Use the Power but Mind the Limits

Giorgia Bucciol; Erika Van Nieuwenhove; Leen Moens; Yuval Itan; Isabelle Meyts

Disclosures

Curr Opin Allergy Clin Immunol. 2017;17(6):421-430. 

In This Article

Next-generation Sequencing

NGS is a high-throughput sequencing method in which thousands or millions of small DNA fragments are sequenced in parallel.[2] Starting from the patient's genomic DNA, a sequencing library is prepared by random fragmentation of the DNA into short strands that are then fused with adaptors.
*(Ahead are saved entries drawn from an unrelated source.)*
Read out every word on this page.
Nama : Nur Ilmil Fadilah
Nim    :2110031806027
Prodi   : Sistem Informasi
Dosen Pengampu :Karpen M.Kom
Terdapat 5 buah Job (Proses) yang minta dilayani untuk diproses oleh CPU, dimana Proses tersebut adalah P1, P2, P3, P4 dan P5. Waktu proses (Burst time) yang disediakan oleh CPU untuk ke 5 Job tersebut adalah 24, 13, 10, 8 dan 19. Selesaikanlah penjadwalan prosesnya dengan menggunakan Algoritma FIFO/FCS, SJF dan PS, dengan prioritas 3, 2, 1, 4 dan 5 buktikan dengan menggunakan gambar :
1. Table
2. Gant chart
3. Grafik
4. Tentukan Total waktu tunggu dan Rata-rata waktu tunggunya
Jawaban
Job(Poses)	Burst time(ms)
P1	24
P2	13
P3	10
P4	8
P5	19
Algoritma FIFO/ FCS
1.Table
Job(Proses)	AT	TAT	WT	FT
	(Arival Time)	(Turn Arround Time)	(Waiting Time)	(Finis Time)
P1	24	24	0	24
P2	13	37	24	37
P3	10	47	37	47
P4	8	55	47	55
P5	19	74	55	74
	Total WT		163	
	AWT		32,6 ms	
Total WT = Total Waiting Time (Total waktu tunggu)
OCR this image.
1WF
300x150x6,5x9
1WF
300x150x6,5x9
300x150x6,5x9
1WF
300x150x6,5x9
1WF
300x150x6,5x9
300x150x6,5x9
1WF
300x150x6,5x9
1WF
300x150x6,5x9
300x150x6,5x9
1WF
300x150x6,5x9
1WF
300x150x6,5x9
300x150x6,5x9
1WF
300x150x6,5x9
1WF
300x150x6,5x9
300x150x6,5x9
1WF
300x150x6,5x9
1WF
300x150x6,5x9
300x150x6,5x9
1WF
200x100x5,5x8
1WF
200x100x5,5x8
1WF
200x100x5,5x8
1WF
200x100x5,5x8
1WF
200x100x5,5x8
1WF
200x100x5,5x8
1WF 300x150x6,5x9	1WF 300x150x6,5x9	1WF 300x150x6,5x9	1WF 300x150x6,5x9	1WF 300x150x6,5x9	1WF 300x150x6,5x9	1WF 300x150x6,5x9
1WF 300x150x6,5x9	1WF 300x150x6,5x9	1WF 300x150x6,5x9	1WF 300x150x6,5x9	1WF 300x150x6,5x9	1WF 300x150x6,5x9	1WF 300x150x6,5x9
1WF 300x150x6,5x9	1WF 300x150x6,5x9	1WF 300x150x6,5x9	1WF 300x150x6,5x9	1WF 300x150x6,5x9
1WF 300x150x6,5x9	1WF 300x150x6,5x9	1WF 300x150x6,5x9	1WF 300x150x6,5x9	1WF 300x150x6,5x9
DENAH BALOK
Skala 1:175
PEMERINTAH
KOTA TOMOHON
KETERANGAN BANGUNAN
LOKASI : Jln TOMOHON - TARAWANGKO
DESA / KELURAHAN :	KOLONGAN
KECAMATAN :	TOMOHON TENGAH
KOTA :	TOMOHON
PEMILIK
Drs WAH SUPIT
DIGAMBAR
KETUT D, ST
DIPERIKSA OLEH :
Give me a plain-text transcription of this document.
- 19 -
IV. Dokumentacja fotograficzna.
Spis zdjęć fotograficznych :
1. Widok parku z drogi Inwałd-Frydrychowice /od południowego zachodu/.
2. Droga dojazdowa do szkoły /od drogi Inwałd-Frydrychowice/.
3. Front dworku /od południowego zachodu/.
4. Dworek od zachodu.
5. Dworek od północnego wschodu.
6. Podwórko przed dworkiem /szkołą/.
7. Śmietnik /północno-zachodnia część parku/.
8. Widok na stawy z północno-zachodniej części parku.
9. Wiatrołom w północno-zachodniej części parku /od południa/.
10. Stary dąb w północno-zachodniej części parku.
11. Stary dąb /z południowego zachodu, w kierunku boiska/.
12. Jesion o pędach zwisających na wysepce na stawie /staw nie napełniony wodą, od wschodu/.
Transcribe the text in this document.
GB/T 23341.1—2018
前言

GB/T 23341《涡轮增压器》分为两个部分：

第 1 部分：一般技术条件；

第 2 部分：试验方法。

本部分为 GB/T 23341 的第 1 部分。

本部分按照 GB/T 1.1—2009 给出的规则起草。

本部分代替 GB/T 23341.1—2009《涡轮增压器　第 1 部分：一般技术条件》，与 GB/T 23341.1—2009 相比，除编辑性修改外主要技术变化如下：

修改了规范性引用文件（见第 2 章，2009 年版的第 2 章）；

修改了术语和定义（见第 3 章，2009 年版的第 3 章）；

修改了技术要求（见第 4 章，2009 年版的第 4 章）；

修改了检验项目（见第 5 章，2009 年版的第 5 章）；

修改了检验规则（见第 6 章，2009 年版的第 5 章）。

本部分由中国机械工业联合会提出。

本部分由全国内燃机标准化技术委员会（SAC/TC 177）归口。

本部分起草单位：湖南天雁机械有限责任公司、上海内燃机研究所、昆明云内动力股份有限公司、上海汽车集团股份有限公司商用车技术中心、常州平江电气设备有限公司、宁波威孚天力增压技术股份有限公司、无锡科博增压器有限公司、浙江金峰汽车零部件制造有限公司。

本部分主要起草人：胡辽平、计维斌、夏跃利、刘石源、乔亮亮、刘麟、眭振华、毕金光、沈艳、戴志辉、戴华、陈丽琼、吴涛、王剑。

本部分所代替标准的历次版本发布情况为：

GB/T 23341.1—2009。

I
These fragments are amplified and sequenced in parallel multiple times, usually at least 20 times for any nucleotide, to attain sufficient read depth. The obtained sequences are then mapped to a reference human genome and the differences between the patient's DNA and the reference are 'called' as variants (Figure 1). A read depth of at least 20 is essential to discriminate sequencing errors from true variants. These variants must be analyzed in the setting of the patient's clinical and cellular phenotype and pedigree to disregard irrelevant variants and to instead detect known or novel mutations in known disease-causing genes or in potentially novel candidate genes.[5]

Figure 1.

The scheme illustrates the process of WGS and WES. The files that are finally derived from the analysis are of three types: FASTQ files, including all the raw data; BAM files, for the alignment to the reference sequence; and VCF files, subsequently convertible to Excel files, for the variant calling. WES, whole exome sequencing; WGS, whole genome sequencing. Adapted with permission [5*].

NGS can be used to sequence the entire genome [whole genome sequencing (WGS)], a targeted panel such as the WES, or a more limited set of genes of interest. The exome is defined as all the exons for about 20 000 protein-coding genes and for microRNA, small nucleolar RNA, and large intergenic noncoding RNA genes, constituting about 1% of the human genome.[10] In the construction of the DNA library, WES and panel sequencing require enrichment in exons through hybridization with target-specific probes and PCR amplification of the selected regions.[11] This additional step generates bias at different levels: as the enrichment process is not perfectly homogeneous and there is an a priori reference bias with the choice of probes, some exons are underrepresented or missing in the library; moreover, the PCR amplification step can introduce errors in the sequences of nucleotides because of polymerase errors, guanine–cytosine related errors, stochastic errors and template switch errors.[5,12] Accordingly, WGS was shown to be more powerful than WES for detecting exome variants (single nucleotide variants) as well as small insertions/deletions (indels) and copy number variations (CNVs). WGS provides a much more uniform distribution of sequencing-quality parameters and a more homogeneous coverage of the genome.[13]